Today it’s difficult or impossible to manage a medical device PM program using multiple spreadsheets or siloed, device- or manufacturer-specific applications. It’s also entirely unnecessary, thanks to enterprise software solutions that manage everything about device maintenance from a single point of control. These include:

  • Computerized maintenance management systems (CMMS): A CMMS maintains a centralized database of maintenance information and helps organizations, plan, track and automate maintenance scheduling, work orders, reporting and more.
  • Enterprise asset management (EAM) systems: An EAM system is a superset of CMMS—it helps organizations manage the entire lifecycle of their physical assets, from acquisition through retirement and disposal—and including maintenance.

CMMS and EAM can take much of the complexity out of managing medical device PM across thousands of devices in scores of locations. CMMS and EAM solutions typically aren’t specific to the healthcare industry (although industry-specific versions do exist). But when deployed in healthcare organization they should integrate seamlessly with other hospital systems, including medical device asset tracking and help desk ticketing solutions.
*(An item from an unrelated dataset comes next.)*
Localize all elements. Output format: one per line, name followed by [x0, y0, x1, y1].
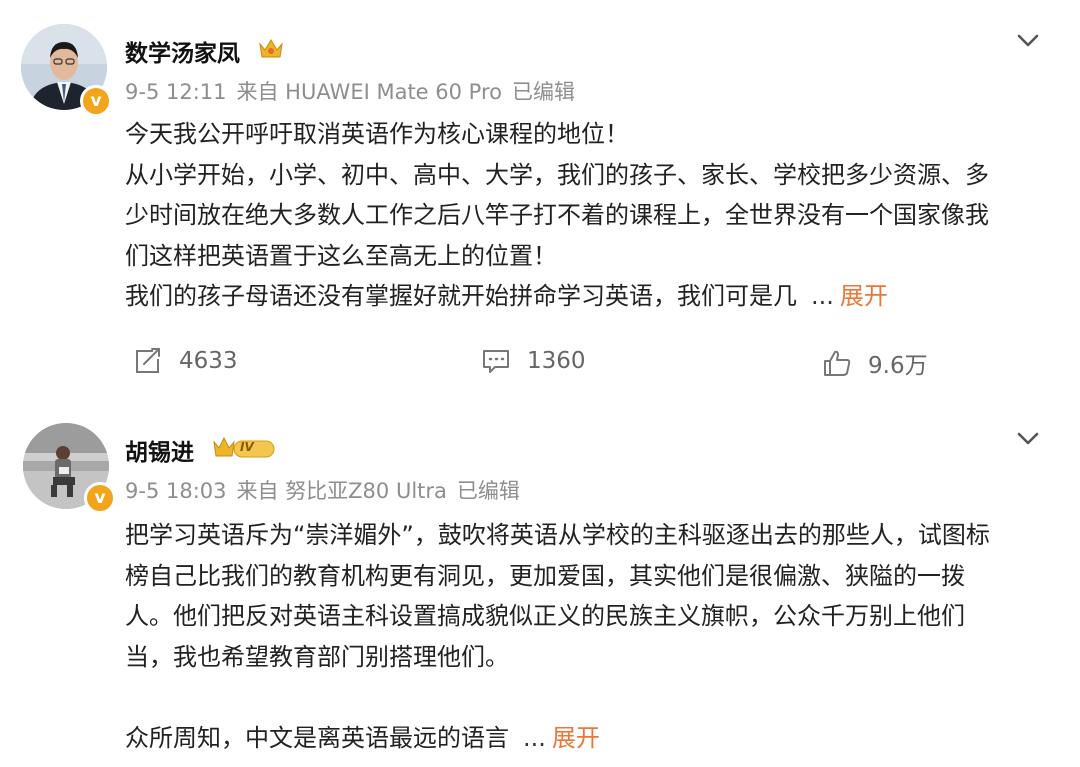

Artificial intelligence (AI) offers the potential to transform almost every business function and discipline, and preventive maintenance is no exception. Autonomous AI agents are being used to monitor medical devices continually, predict device issues or failures more accurately, and to schedule preventive maintenance at optimal times—all with minimal or no human intervention. Augmented reality (AR) applications can guide technicians through maintenance inspections, service and repairs in real time based on what they ‘see’—offering the potential to dramatically reduce the time and cost of training PM technicians.

Healthcare organizations should look for opportunities to adopt these and other emerging technologies to make medical device PM more effective and cost-effective.